2 .Lactation Risk Summary- The Centers for Disease Control and Prevention recommend that patients with confirmed Zaire ebolavirus not breastfeed their infants to reduce the risk of postnatal transmission of Zaire ebolavirus infection.
There are no data on the presence of atoltivimab, maftivimab, and odesivimab-ebgn in human or animal milk, the effects on the breastfed infant, or the effects on milk production.
Maternal IgG is known to be present in human milk. The effects of local gastrointestinal exposure and limited systemic exposure in the breastfed infant to atoltivimab, maftivimab, or odesivimab-ebgn are unknown.
3.Pediatric Use - The safety and effectiveness of INMAZEB for the treatment of infection caused by Zaire ebolavirus have been established in pediatric patients from birth to less than 18 years of age.
Use of INMAZEB for this indication is supported by evidence from a multi-center, open label, randomized controlled trial of INMAZEB in adults and pediatric subjects that included 39 pediatric subjects birth to less than 18 years of age, including neonates born to a mother who is RT-PCR positive for Zaire ebolavirus infection.

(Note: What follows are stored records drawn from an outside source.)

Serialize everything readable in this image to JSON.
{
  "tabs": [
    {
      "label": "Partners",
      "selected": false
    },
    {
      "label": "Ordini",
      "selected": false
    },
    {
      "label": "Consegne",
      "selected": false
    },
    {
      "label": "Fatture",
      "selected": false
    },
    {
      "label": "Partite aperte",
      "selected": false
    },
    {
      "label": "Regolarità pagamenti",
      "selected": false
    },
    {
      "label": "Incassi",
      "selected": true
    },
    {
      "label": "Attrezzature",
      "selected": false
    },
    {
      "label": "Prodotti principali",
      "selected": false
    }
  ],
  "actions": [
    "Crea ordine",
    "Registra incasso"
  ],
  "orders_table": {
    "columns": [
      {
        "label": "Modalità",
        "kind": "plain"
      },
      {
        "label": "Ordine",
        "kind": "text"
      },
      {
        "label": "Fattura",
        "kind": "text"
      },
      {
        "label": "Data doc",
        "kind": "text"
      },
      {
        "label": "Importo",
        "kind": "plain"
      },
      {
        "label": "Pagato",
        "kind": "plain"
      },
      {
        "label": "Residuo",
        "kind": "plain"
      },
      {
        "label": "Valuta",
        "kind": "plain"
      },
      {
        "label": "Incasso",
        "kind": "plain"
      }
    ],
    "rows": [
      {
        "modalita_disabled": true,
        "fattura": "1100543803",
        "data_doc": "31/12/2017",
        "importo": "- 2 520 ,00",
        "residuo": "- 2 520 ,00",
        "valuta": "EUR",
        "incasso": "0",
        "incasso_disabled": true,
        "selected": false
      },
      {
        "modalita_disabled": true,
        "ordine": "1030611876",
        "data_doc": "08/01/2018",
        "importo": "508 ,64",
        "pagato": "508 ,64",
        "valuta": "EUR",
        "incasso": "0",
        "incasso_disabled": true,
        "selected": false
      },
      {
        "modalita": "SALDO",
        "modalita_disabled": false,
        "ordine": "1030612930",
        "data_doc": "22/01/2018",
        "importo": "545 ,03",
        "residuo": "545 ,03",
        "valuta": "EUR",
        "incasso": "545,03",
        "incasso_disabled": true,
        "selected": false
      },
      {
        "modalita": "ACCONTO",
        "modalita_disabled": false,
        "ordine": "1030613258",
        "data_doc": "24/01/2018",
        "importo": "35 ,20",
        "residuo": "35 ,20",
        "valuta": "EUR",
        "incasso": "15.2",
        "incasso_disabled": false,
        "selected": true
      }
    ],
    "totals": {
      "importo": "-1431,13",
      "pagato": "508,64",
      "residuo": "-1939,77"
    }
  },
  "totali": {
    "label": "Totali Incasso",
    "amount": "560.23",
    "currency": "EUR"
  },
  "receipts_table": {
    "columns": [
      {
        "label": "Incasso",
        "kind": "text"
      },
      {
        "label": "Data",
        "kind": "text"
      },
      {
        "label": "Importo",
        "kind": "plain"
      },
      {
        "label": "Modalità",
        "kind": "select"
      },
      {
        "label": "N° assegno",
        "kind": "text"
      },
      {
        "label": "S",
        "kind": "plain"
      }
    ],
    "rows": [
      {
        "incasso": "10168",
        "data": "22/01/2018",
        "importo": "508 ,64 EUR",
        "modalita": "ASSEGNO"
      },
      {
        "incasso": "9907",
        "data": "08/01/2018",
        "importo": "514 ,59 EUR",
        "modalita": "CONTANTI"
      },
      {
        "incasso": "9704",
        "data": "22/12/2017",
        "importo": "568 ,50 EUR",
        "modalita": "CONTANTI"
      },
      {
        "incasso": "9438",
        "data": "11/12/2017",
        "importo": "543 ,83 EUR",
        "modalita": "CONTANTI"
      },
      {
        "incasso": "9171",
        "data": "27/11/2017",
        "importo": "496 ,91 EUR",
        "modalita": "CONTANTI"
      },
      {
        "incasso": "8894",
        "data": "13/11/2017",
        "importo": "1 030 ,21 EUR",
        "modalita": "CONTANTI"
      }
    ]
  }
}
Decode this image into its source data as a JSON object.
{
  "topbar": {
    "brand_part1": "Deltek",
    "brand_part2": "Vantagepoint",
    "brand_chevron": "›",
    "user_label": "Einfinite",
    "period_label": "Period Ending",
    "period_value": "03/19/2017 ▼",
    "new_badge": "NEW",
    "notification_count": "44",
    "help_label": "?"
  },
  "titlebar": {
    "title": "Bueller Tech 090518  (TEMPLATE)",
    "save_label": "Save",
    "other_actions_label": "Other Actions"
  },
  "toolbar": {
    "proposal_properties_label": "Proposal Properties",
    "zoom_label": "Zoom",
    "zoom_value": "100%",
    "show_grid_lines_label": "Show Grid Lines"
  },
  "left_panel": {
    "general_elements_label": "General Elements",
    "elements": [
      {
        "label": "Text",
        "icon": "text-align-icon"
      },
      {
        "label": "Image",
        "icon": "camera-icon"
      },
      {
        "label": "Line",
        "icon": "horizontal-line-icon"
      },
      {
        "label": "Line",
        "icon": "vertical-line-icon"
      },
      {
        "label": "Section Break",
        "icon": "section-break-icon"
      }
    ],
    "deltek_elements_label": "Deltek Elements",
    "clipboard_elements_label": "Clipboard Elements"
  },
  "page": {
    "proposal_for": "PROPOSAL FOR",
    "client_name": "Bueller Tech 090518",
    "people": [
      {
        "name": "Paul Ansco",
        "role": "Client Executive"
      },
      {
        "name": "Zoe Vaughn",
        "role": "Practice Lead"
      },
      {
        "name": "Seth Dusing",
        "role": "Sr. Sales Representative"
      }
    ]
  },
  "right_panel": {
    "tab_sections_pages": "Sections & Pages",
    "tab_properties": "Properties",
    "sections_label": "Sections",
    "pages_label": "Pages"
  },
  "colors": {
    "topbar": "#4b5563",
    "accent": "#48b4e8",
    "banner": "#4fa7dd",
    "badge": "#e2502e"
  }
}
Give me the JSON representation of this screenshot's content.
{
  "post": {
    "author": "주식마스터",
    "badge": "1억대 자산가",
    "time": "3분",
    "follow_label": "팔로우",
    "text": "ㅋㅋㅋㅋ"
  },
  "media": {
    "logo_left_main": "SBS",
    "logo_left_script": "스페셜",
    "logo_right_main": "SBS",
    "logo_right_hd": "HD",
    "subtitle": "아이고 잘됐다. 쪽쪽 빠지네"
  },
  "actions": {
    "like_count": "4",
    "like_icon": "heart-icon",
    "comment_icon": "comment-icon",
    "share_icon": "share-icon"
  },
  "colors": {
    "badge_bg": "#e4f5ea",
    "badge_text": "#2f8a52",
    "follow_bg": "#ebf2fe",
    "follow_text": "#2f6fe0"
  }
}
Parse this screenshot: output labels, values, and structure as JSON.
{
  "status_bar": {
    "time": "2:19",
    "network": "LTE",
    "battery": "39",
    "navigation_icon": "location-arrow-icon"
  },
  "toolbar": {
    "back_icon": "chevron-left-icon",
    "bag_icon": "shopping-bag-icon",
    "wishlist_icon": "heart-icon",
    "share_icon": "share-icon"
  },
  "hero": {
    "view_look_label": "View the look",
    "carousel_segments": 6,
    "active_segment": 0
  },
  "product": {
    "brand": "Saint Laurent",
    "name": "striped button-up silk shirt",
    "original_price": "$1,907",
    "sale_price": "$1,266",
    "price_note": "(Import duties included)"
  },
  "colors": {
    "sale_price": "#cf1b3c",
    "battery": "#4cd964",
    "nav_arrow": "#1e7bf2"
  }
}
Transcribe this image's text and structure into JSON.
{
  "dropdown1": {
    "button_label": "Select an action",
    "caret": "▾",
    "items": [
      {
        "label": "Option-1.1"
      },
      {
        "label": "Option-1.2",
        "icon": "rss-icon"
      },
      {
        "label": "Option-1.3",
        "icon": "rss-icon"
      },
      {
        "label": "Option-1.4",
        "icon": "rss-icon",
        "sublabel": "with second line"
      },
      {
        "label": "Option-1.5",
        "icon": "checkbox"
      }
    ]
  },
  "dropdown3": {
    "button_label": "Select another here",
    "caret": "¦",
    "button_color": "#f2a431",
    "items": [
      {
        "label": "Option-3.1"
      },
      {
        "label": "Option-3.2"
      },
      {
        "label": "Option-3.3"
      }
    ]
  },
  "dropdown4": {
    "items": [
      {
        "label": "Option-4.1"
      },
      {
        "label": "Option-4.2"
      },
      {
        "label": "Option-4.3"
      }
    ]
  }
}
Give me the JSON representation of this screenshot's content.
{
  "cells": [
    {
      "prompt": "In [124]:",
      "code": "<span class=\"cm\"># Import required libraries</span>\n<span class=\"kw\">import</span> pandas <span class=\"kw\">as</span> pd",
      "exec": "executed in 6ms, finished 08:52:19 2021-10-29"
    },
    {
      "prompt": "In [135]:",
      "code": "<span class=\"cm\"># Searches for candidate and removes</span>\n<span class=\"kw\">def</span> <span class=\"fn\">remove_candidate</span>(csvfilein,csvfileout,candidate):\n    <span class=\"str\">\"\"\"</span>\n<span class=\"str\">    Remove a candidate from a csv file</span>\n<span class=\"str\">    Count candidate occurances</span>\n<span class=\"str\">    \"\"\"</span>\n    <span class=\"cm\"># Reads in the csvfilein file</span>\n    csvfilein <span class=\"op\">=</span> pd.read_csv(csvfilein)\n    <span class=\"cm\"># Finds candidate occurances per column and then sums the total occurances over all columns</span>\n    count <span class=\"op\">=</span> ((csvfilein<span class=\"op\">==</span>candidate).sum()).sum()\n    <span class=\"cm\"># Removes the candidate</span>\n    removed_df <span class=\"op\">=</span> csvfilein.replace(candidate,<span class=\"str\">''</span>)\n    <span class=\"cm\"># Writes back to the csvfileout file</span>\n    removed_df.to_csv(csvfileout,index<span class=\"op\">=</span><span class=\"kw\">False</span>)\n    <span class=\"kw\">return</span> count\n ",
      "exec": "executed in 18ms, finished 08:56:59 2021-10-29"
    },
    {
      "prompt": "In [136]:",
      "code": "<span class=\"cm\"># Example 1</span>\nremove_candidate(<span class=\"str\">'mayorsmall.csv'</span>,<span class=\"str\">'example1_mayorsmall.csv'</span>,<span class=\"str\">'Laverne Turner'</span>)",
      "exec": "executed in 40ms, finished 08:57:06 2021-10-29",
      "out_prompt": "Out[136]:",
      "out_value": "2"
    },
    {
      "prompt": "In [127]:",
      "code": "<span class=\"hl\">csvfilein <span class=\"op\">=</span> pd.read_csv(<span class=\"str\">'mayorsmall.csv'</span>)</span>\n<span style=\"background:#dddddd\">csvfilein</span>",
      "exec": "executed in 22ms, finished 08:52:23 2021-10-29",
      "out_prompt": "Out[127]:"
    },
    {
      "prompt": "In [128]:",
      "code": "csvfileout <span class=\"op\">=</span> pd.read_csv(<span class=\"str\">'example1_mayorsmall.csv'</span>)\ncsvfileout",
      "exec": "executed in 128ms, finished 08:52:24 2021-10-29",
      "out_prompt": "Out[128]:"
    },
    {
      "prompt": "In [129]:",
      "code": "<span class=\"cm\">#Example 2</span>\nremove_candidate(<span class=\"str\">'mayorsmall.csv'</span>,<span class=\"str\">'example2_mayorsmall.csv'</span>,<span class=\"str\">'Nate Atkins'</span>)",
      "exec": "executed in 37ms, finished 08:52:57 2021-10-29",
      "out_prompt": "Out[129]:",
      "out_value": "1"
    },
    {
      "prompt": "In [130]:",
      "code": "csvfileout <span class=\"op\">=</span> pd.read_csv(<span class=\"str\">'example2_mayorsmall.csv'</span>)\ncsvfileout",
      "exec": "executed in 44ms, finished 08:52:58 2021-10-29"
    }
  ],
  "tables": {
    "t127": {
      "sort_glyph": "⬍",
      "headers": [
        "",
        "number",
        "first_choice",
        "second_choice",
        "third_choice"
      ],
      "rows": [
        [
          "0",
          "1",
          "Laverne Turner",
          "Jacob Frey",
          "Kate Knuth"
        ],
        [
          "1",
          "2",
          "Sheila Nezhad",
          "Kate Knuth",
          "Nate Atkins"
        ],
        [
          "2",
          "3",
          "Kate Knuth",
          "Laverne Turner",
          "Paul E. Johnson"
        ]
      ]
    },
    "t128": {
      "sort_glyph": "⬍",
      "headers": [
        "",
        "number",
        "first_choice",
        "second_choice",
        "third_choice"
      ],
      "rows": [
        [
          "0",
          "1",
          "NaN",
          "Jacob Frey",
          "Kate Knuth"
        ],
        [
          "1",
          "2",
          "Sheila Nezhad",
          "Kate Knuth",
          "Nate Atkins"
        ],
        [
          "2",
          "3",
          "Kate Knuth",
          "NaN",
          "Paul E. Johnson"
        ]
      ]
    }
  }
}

4.Geriatric Use- Clinical studies of INMAZEB did not include sufficient numbers of subjects aged 65 and over to determine whether they respond differently from younger subjects. Of the 154 subjects with Zaire ebolavirus infection who received INMAZEB in the randomized controlled trial, 5 (3.2%) were 65 years or older.
The limited clinical experience has not identified differences in responses between the elderly and younger subjects.